Note that you should also update the function (also in metric.cpp), std::string metric(), which returns the "name" of the metric (which will be printed to standard error during the learning process).

Altering or Constraining the model(s)

The file, custom.cpp is designed to make it easy to customize the learning task by explicity constraining (or otherwise altering) the structure and/or parameters of CRM models, or by constraining other probabilities, like the probability distribution over possible orders-of-binding-sites.

These are the "custom" functions:

void constrain_preconditions(CRM &crm, vector<Example*> &training_data):
This is called before the first iteration of EM-based parameter learning algorithm (see our paper, Noto & Craven, ECCB 2006 and Krogh et al., ICPR 1994). You can put any code here to constrain or otherwise alter a CRM model.
void constrain_per_iteration(CRM &crm, vector<Example*> &training_data):
This is called after each E-M iteration.
void constrain_finalize(CRM &crm, vector<Example*> &training_data):
This is called after all E-M iterations.
void constrain_order(list<pair<vector<uint>, probability> > &order, const CRM&):
This is called whenever the CRM learner needs to know the probability of a given ordering among binding sites. It's based on normalizing the product of all pairwise orderings, but you can change the answer before it is given to the learning algorithm.
Typical use would be to force certain binding sites to be adjacent by zeroing-out inconsistent orderings, then renormalizing.

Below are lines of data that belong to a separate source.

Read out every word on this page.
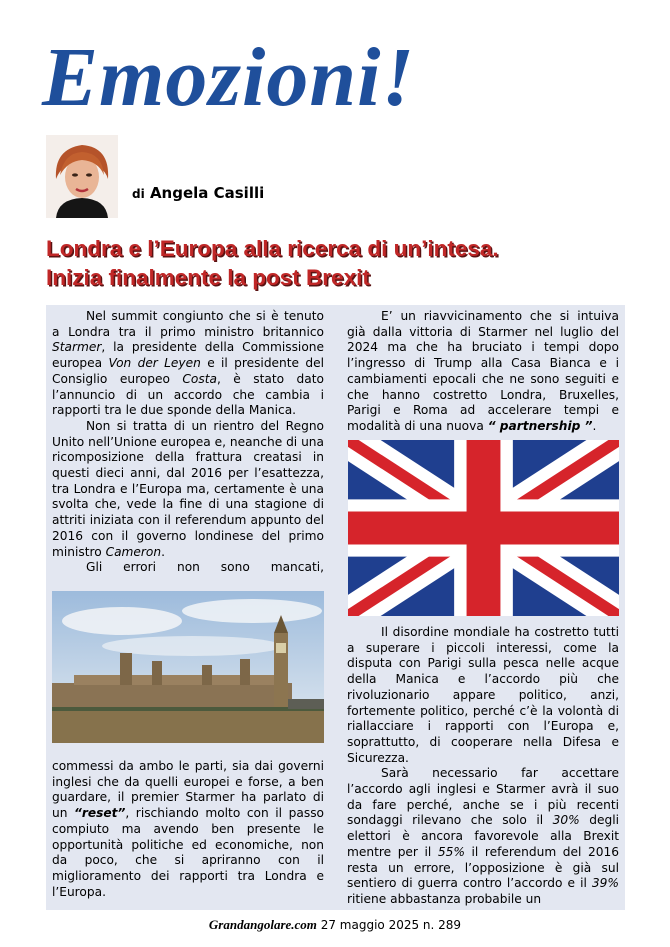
Emozioni!
di Angela Casilli
Londra e l’Europa alla ricerca di un’intesa.
Inizia finalmente la post Brexit

Nel summit congiunto che si è tenuto a Londra tra il primo ministro britannico Starmer, la presidente della Commissione europea Von der Leyen e il presidente del Consiglio europeo Costa, è stato dato l’annuncio di un accordo che cambia i rapporti tra le due sponde della Manica.

Non si tratta di un rientro del Regno Unito nell’Unione europea e, neanche di una ricomposizione della frattura creatasi in questi dieci anni, dal 2016 per l’esattezza, tra Londra e l’Europa ma, certamente è una svolta che, vede la fine di una stagione di attriti iniziata con il referendum appunto del 2016 con il governo londinese del primo ministro Cameron.

Gli errori non sono mancati,

commessi da ambo le parti, sia dai governi inglesi che da quelli europei e forse, a ben guardare, il premier Starmer ha parlato di un “reset”, rischiando molto con il passo compiuto ma avendo ben presente le opportunità politiche ed economiche, non da poco, che si apriranno con il miglioramento dei rapporti tra Londra e l’Europa.

E’ un riavvicinamento che si intuiva già dalla vittoria di Starmer nel luglio del 2024 ma che ha bruciato i tempi dopo l’ingresso di Trump alla Casa Bianca e i cambiamenti epocali che ne sono seguiti e che hanno costretto Londra, Bruxelles, Parigi e Roma ad accelerare tempi e modalità di una nuova “ partnership ”.

Il disordine mondiale ha costretto tutti a superare i piccoli interessi, come la disputa con Parigi sulla pesca nelle acque della Manica e l’accordo più che rivoluzionario appare politico, anzi, fortemente politico, perché c’è la volontà di riallacciare i rapporti con l’Europa e, soprattutto, di cooperare nella Difesa e Sicurezza.

Sarà necessario far accettare l’accordo agli inglesi e Starmer avrà il suo da fare perché, anche se i più recenti sondaggi rilevano che solo il 30% degli elettori è ancora favorevole alla Brexit mentre per il 55% il referendum del 2016 resta un errore, l’opposizione è già sul sentiero di guerra contro l’accordo e il 39% ritiene abbastanza probabile un

Grandangolare.com 27 maggio 2025 n. 289
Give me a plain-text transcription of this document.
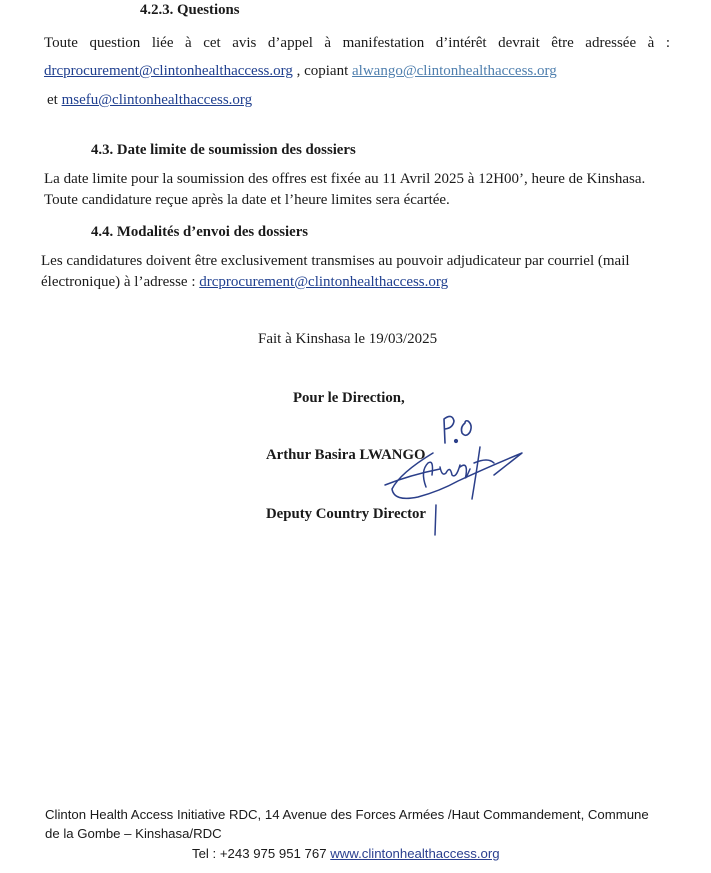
4.2.3. Questions
Toute question liée à cet avis d’appel à manifestation d’intérêt devrait être adressée à :
drcprocurement@clintonhealthaccess.org , copiant alwango@clintonhealthaccess.org
et msefu@clintonhealthaccess.org
4.3. Date limite de soumission des dossiers
La date limite pour la soumission des offres est fixée au 11 Avril 2025 à 12H00’, heure de Kinshasa.
Toute candidature reçue après la date et l’heure limites sera écartée.
4.4. Modalités d’envoi des dossiers
Les candidatures doivent être exclusivement transmises au pouvoir adjudicateur par courriel (mail
électronique) à l’adresse : drcprocurement@clintonhealthaccess.org
Fait à Kinshasa le 19/03/2025
Pour le Direction,
Arthur Basira LWANGO
Deputy Country Director
Clinton Health Access Initiative RDC, 14 Avenue des Forces Armées /Haut Commandement, Commune
de la Gombe – Kinshasa/RDC
Tel : +243 975 951 767 www.clintonhealthaccess.org
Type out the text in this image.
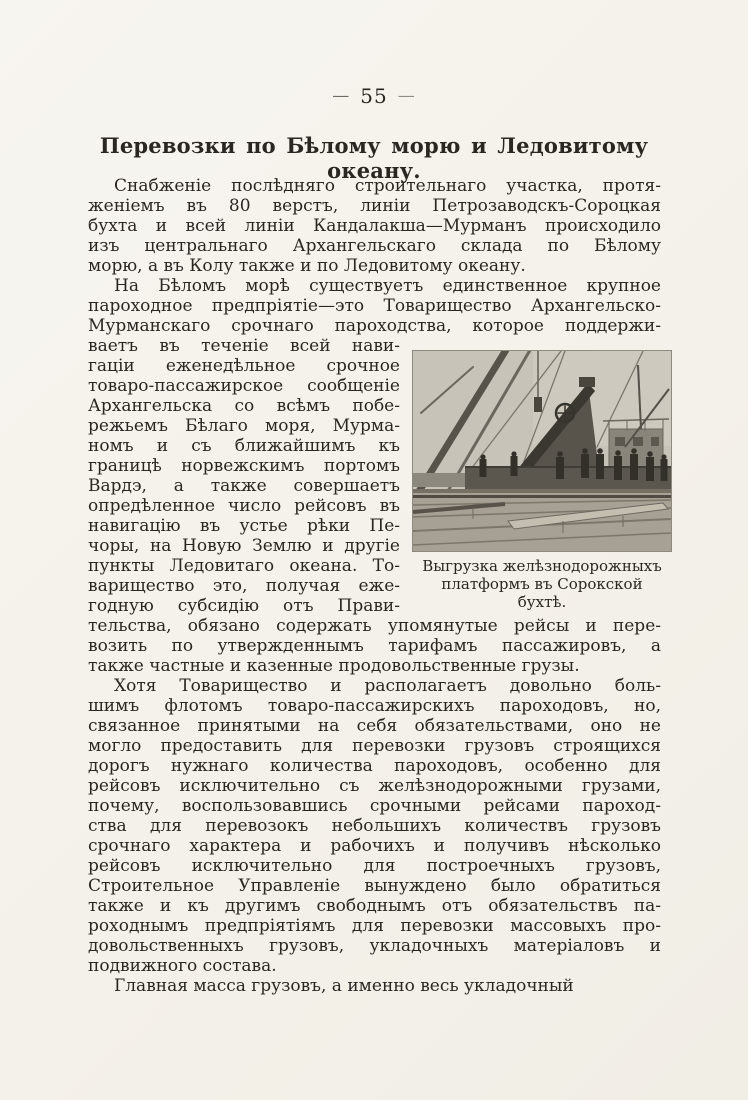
— 55 —
Перевозки по Бѣлому морю и Ледовитому океану.
Снабженіе послѣдняго строительнаго участка, протя-
женіемъ въ 80 верстъ, линіи Петрозаводскъ-Сороцкая
бухта и всей линіи Кандалакша—Мурманъ происходило
изъ центральнаго Архангельскаго склада по Бѣлому
морю, а въ Колу также и по Ледовитому океану.
На Бѣломъ морѣ существуетъ единственное крупное
пароходное предпріятіе—это Товарищество Архангельско-
Мурманскаго срочнаго пароходства, которое поддержи-
ваетъ въ теченіе всей нави-
гаціи еженедѣльное срочное
товаро-пассажирское сообщеніе
Архангельска со всѣмъ побе-
режьемъ Бѣлаго моря, Мурма-
номъ и съ ближайшимъ къ
границѣ норвежскимъ портомъ
Вардэ, а также совершаетъ
опредѣленное число рейсовъ въ
навигацію въ устье рѣки Пе-
чоры, на Новую Землю и другіе
пункты Ледовитаго океана. То-
варищество это, получая еже-
годную субсидію отъ Прави-
тельства, обязано содержать упомянутые рейсы и пере-
возить по утвержденнымъ тарифамъ пассажировъ, а
также частные и казенные продовольственные грузы.
Хотя Товарищество и располагаетъ довольно боль-
шимъ флотомъ товаро-пассажирскихъ пароходовъ, но,
связанное принятыми на себя обязательствами, оно не
могло предоставить для перевозки грузовъ строящихся
дорогъ нужнаго количества пароходовъ, особенно для
рейсовъ исключительно съ желѣзнодорожными грузами,
почему, воспользовавшись срочными рейсами пароход-
ства для перевозокъ небольшихъ количествъ грузовъ
срочнаго характера и рабочихъ и получивъ нѣсколько
рейсовъ исключительно для построечныхъ грузовъ,
Строительное Управленіе вынуждено было обратиться
также и къ другимъ свободнымъ отъ обязательствъ па-
роходнымъ предпріятіямъ для перевозки массовыхъ про-
довольственныхъ грузовъ, укладочныхъ матеріаловъ и
подвижного состава.
Главная масса грузовъ, а именно весь укладочный
Выгрузка желѣзнодорожныхъ
платформъ въ Сорокской
бухтѣ.
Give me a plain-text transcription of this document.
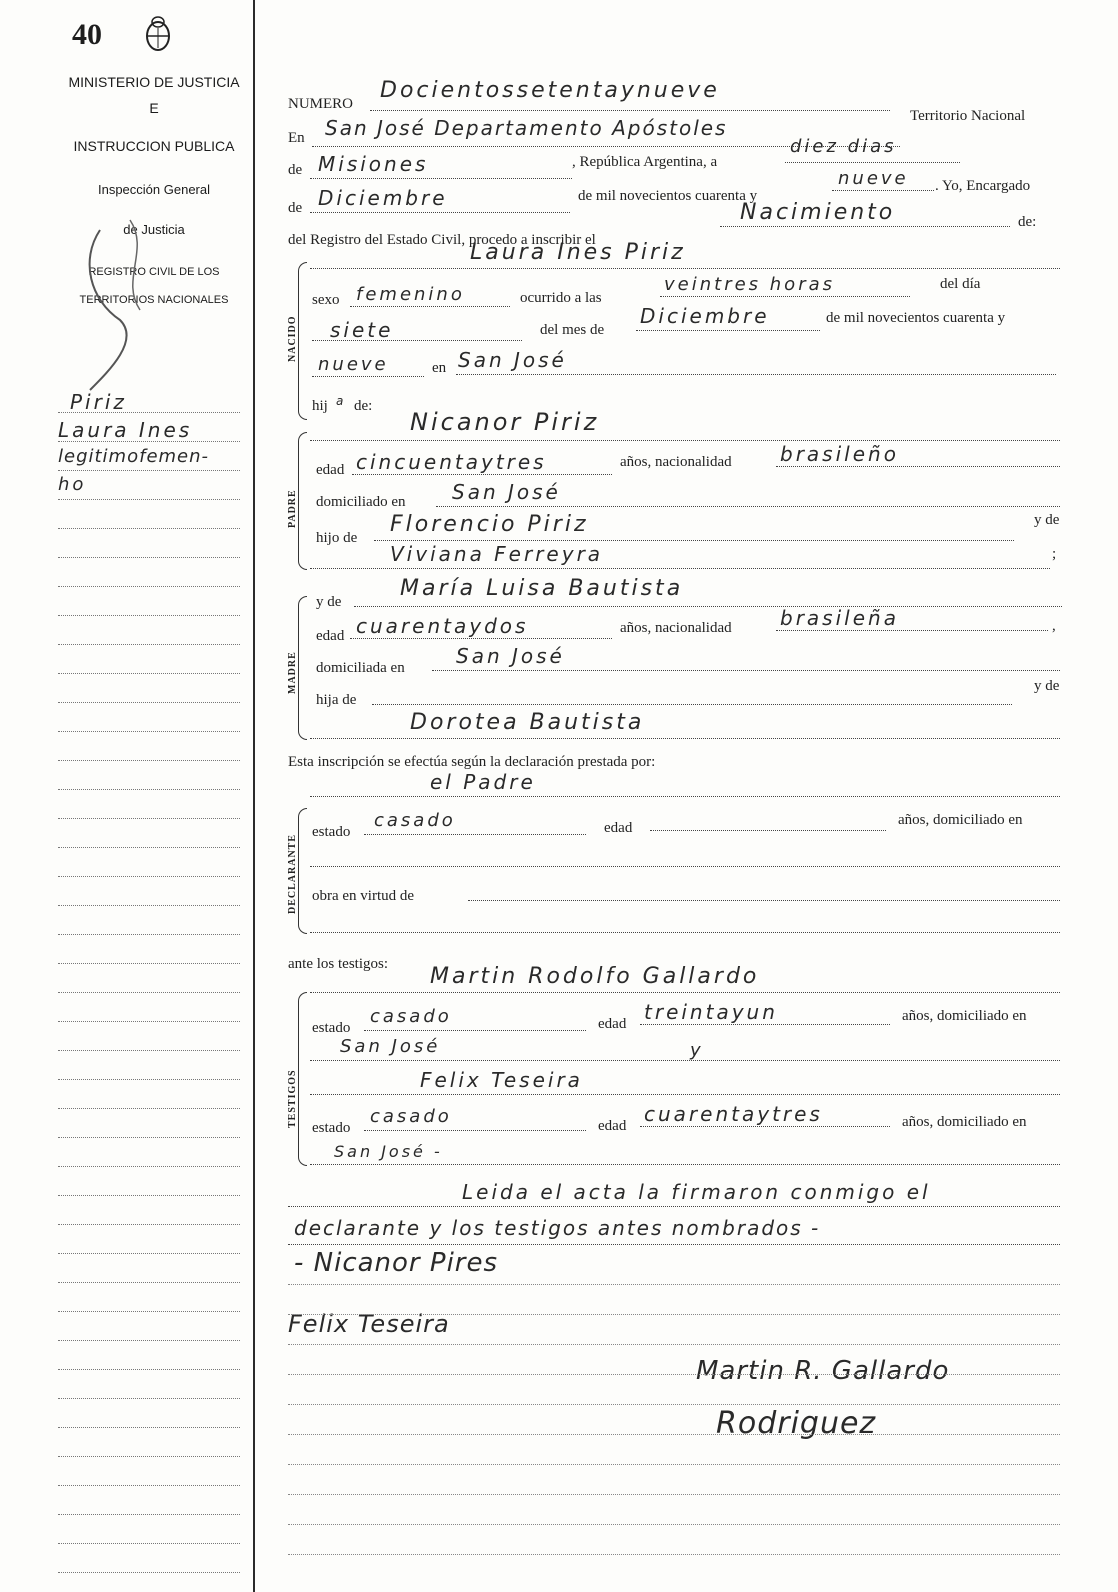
40
MINISTERIO DE JUSTICIA
E
INSTRUCCION PUBLICA
Inspección General
de Justicia
REGISTRO CIVIL DE LOS
TERRITORIOS NACIONALES
Piriz
Laura Ines
legitimofemen-
ho
NUMERO
Docientossetentaynueve
En San José Departamento Apóstoles	Territorio Nacional
de Misiones	, República Argentina, a
diez dias
de Diciembre	de mil novecientos cuarenta y
nueve . Yo, Encargado
del Registro del Estado Civil, procedo a inscribir el
Nacimiento	de:
NACIDO
Laura Ines Piriz
sexo femenino	ocurrido a las
veintres horas	del día
siete	del mes de
Diciembre	de mil novecientos cuarenta y
nueve	en San José
hij a de:
PADRE
Nicanor Piriz
edad cincuentaytres	años, nacionalidad brasileño
domiciliado en San José
hijo de
Florencio Piriz	y de
Viviana Ferreyra	;
MADRE
y de
María Luisa Bautista
edad cuarentaydos	años, nacionalidad brasileña	,
domiciliada en	San José
hija de
y de
Dorotea Bautista
Esta inscripción se efectúa según la declaración prestada por:
el Padre
DECLARANTE
estado
casado	edad	años, domiciliado en
obra en virtud de
ante los testigos:
TESTIGOS
Martin Rodolfo Gallardo
estado
casado	edad treintayun	años, domiciliado en
San José	y
Felix Teseira
estado
casado	edad cuarentaytres	años, domiciliado en
San José -
Leida el acta la firmaron conmigo el
declarante y los testigos antes nombrados -
- Nicanor Pires
Felix Teseira
Martin R. Gallardo
Rodriguez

The three versions of constrain_..., might all do the same thing, of course. Examples of use might be:

Force some motifs to be palindromic.
Reset the motif preference to be at least some minimum probability (See also: the "--unior" option, which forces a uniform distribution over motif disjunct preference).
Cut off the acceptable distance at some maximum threshold.
Remove low-information sites from some motifs.